Throughout my whole life, it seems to happen, that I eventually start seeing that I underestimate myself, and that this is what I begin to notice when looking deeply and as objectively as I manage, from all different sides,aspects,angles …this is what accumulates trouble inside me the most. …the dumming myself down to fit into life with most people. And actually it has always been the same with all or most of my relationships with men.
This time …I’m fysically dying again, from all the pains, as it feels like it’s all manifesting as a weak heavy sore body, as if beaten, and then it keeps happening here n there that my guts feel as if twisting inside, squeezing painfully, bursting me into tears. And I try to hold it back but then the pain gets worse and I feel tortured inside till it becomes impossible not to cry, or instead, impossible not to start having tantrums for what looks like nothing.
Gradually after the long dragging end, after so much pain and injustice, I started seeing that Obviously all of this only cameto be as such, because I have been tought to underestimate myself, to feel inferior like I have no right, etc etc. So at least I didn’t do any bad thing, and none of my stepping all over myself and inviting him to step all over me was not intentional at all. Though someone with enough agile empathy would know better, that letting someone 20 years younger take blame herself for everything and selfdestruct. And he, instead of noticing it, caring enough about hwr to see what’s actually going on, and at least, at the very least just not be adding to it.
And why did I blame myself for everything!?; because he was all the time incapable of understanding anything, and would instead just react so hatefully whenever I’d feel bad or try to explain …
BUT HELLO!? …actually WE ARE like from different planets or even different solarsystems!, which could otherwise make wverything all the more interesting and exiting, learning so much from each other.
And I did learn several things from him, because I have the tendency to somehow understand nearly anyone and everyone, while he is not even able to understand his love/me. …and really I guess he is not developed enough to evver understand me. A person who thinks he us so perfectly close to perfect ~not at all interested in growing, not wanting to open his mind to the discovery of where my whole being comes from. …well he grew up in one family, in one town, supported and loved very nicely and normal, no constant critique and beatings of trom any traumatised, deeply sad, mean behaving parent (with existential depression).
I grew up traveling, living in two extremely different worlds, with two extremely different languages. And such type of duo worlds kept happening to me on all different levels while growing up.
So not only am I a deeply two brained person, but it goes further, wider and broader than on average.
I had been at his birthday many times, because we were part of the same community of people
When he suddenly leaned over to kiss me, I was as if petrified in a confused state of surprise, and my mind was questionably saying; NoWhat-what!? …but as his lips toutched mine in a second, I felt an overtaking sensation, as if physically melting, and then two weeks went by like 2days. It felt so good and I felt peacefully surprised with the situation.
To me such a thing is Love. But then I learned once again in a different way, how different people feel and percieve differently, in this case I can better say; feel and percieve so much less from everything than I do.
I flew from Ibiza to Denmark because I hadnt seen my “sister”/best friend that I grew up with in 8years.
The one who made me feel so good in one world, started making me feel so monotone and gradually more empty in the new world we moved to…

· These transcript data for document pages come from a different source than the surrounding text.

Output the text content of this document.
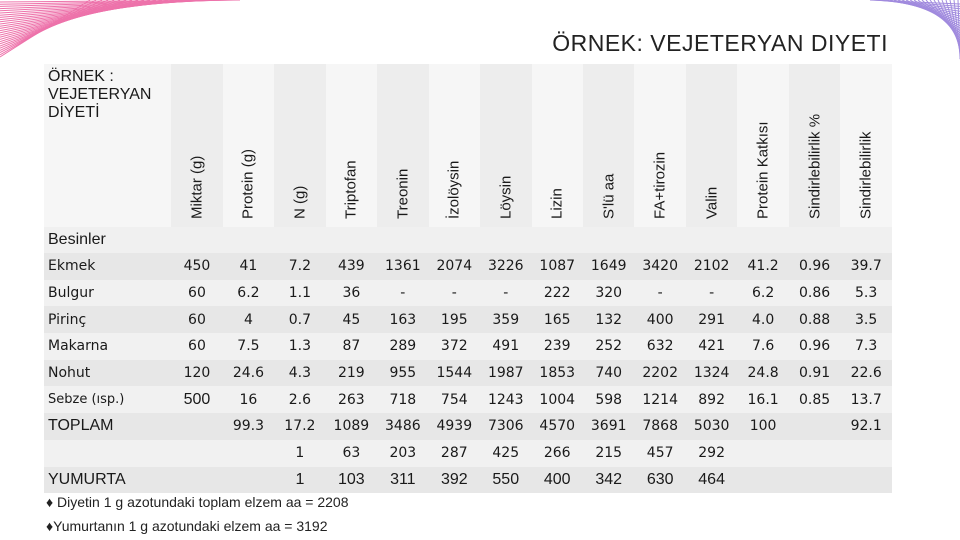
ÖRNEK: VEJETERYAN DIYETI
ÖRNEK : VEJETERYAN DİYETİ	Miktar (g)	Protein (g)	N (g)	Triptofan	Treonin	İzolöysin	Löysin	Lizin	S'lü aa	FA+tirozin	Valin	Protein Katkısı	Sindirlebilirlik %	Sindirlebilirlik

Besinler														
Ekmek	450	41	7.2	439	1361	2074	3226	1087	1649	3420	2102	41.2	0.96	39.7
Bulgur	60	6.2	1.1	36	-	-	-	222	320	-	-	6.2	0.86	5.3
Pirinç	60	4	0.7	45	163	195	359	165	132	400	291	4.0	0.88	3.5
Makarna	60	7.5	1.3	87	289	372	491	239	252	632	421	7.6	0.96	7.3
Nohut	120	24.6	4.3	219	955	1544	1987	1853	740	2202	1324	24.8	0.91	22.6
Sebze (ısp.)	500	16	2.6	263	718	754	1243	1004	598	1214	892	16.1	0.85	13.7
TOPLAM		99.3	17.2	1089	3486	4939	7306	4570	3691	7868	5030	100		92.1
			1	63	203	287	425	266	215	457	292			
YUMURTA			1	103	311	392	550	400	342	630	464			
♦ Diyetin 1 g azotundaki toplam elzem aa = 2208
♦Yumurtanın 1 g azotundaki elzem aa = 3192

Looking back now I suspect that he (also being much older than me) wouldnt notice much of the monotone, when from his side; he was still raising a daughter who was just in a couple of years g to be 18, so his own world was full of meaning and pleasure of enjoying the last few years of being a dad daily parenting. While I never in my entire life, even as a child, stayed too long in the same place with the same people. Every few months I was in a different place with different people, which I continued myself as I grew up into my twenties. Before we moved from Ibiza, I had already registered and spoken out the words that I’ve been a city person my whole life, and now for the first time I feel so clearly that I am so done with city life. And now suddenly here I was in a city, under the energies of my “brainwashed” state of respecting and fitting into this family, and unfortunately not having my own budget to move the bricks of my own universe with ~ without my own freedom to do things in my ways, and/or to do things according to how I feel. Suddenly I was
(Dad, Ann-Carina, Sex)
Clubs looking like “full of dancers dressed for their gogo and shows ~too much like work feeling for me, and
the expectations from Mika
Never giving any feeling of wanting/having any interest in any more of me than just my body ~none of my mind or anything else of all that I am.
Not taking what I say for having any value, mostly behaving as not unterested and non listening, mostly by changing the subject, other times by reacting negative to me feeling badly about anything, even if it has nothing to do with him.
Has a tendency to hardly ever be on my side. …that is not a friend nor a close human connection. (same as Eitan from my floor was showing me)
If I’m not happy or just neutral ~not wanting sex, then he does not even try to figure out what is bothering me. Rather he blames me for complaining or bad mood just. …as he never feels anything with you!?, as if a human should in fact just be a robot who has chosen a negative program-setting just to be anoying on purpose. Hello!?
He let’s his 20 years younger daughter judge ~insault/step on ~bottom line; hurt me. ~Teaches her to hurt someone for the fact that they’re (already) hurting! What the …!?